I scan several news Web sites on a daily basis, usually first thing in the morning, along with my first cup of coffee.
These online pages are increasingly full of non-news items, including many slideshows on various topics—celebrity sightings, comfort food recipes, fashion triumphs and faux pas, decorating and organization tips, financial advice, 15 travel destinations readers MUST visit—you get the drift. Some are interesting, and even helpful; some...not so much. These articles (more pictures than words, of course) may include as few as five slides, or as many as dozens of images, along with short blurbs of commentary.

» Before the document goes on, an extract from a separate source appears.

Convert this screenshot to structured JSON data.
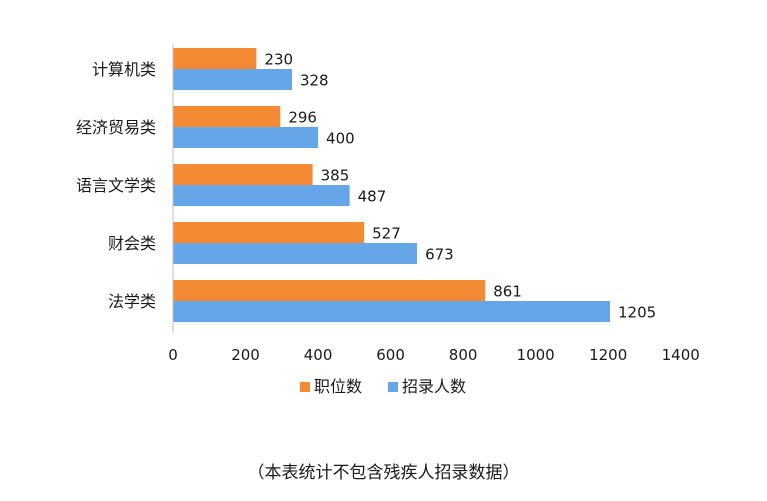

Depending on the day, I click through some of these slides, but others are not worth even a few moments of my time. One example: how formerly gorgeous TV and film stars from the ‘70s, ‘80s or ‘90s look now, decades later. I always wonder if the writers would be willing to post (for the whole world to see) pictures of themselves from 20, 30 or 40 years ago alongside their current photos. But then, I also have a theory that these pieces are put together by 24-year-old writers, who clearly don't have any aging experience of their own (or wisdom, for that matter). Another common theme is photos of makeup-free celebrities ("Without Their War Paint!") picking up their dry-cleaning or a few groceries. Riveting!
Last weekend, I happened upon a slideshow titled, "50 Ways to Master the Art of Outfit Layering." I am interested in fashion, as are most women I know. Many of us like to keep up on new trends and different ways to put outfits together. That doesn't mean dropping everything to run out and buy whatever dress Kate Middleton wore yesterday, as some women apparently do. But I decided to click through this series.
Before sharing my commentary, I should note that these photos are not images from high-end designer fashion shows. Fashions displayed on runway models at those events can range (literally) from the sublime to the ridiculous. Many of the looks are completely unsuitable for real life, including the recently unveiled "thong jeans" (they look just like you'd imagine) or outfits apparently constructed entirely from plastic wrap, shower curtain rings, and feathers. I'm guessing nobody actually expects reality at these events; but the adoring expressions on the faces of wealthy fashion show attendees remind me of Hans Christian Andersen's fairy tale, "The Emperor's New Clothes." In other words, if the society women sitting next to the runway don't act like these looks are really cool, they will be viewed as not very fashionable.
But, back to the 50 images of outfit layering strategies for real women. To underscore the authenticity of these looks, they are photographed on the streets of (just guessing here) New York, with many of the women shown standing among a throng of people apparently going about their business without giving them a second glance.
The first slide shows an attractive woman wearing a hot pink turtleneck and bright yellow pants, topped with a vivid orange, black and white printed coat featuring a huge purple faux fur collar—or maybe it's a bathmat draped around her neck, my mother has one in exactly that color. Several men and women in the background are dressed in normal business casual attire. The looks go generally downhill from there.
Several of the looks apparently involve wearing as many different pieces of clothing as possible at one time; for instance, a long green and black hounds tooth patterned skirt, topped with a purple crushed velvet shorter dress, a blue and red paisley scarf, pink and white rope belt, navy blue raincoat, brown and tan purse and a large black felt hat adorned with a large white bird ornament. Stunning...but not in the intended way. In fact, the fake bird looks like it might be trying to take flight and leave this layered look behind. This trend could be the next "ugly sweater" party look—participants would simply wear as many odd-looking pieces together as possible and have everyone vote on the winner. They could even dare others to go out in public this way. Fun!
Other looks include wearing a sweater several sizes too big over a white tulle tulip-hem skirt over a pair of jeans and boots. Another pairs leather pants and a leopard-print blouse under a puffy green jacket and a fur stole over that. A third look combines the same green puffy jacket over a blue and white striped wrap dress—or possibly a bathrobe—with a black sheer top peeking out. I could go on and on—there are 50 slides, after all—but I must admit, these images are as painful to write about as they are to read about. But if you're curious, here's the link, to view the slideshow: <>.
One thing I do know about the afore-mentioned apparently up-and-coming wardrobe trends. Those awful photos documenting, "What Some People Wear at Walmart," don't even come close to the weirdness of big city layered fashion looks.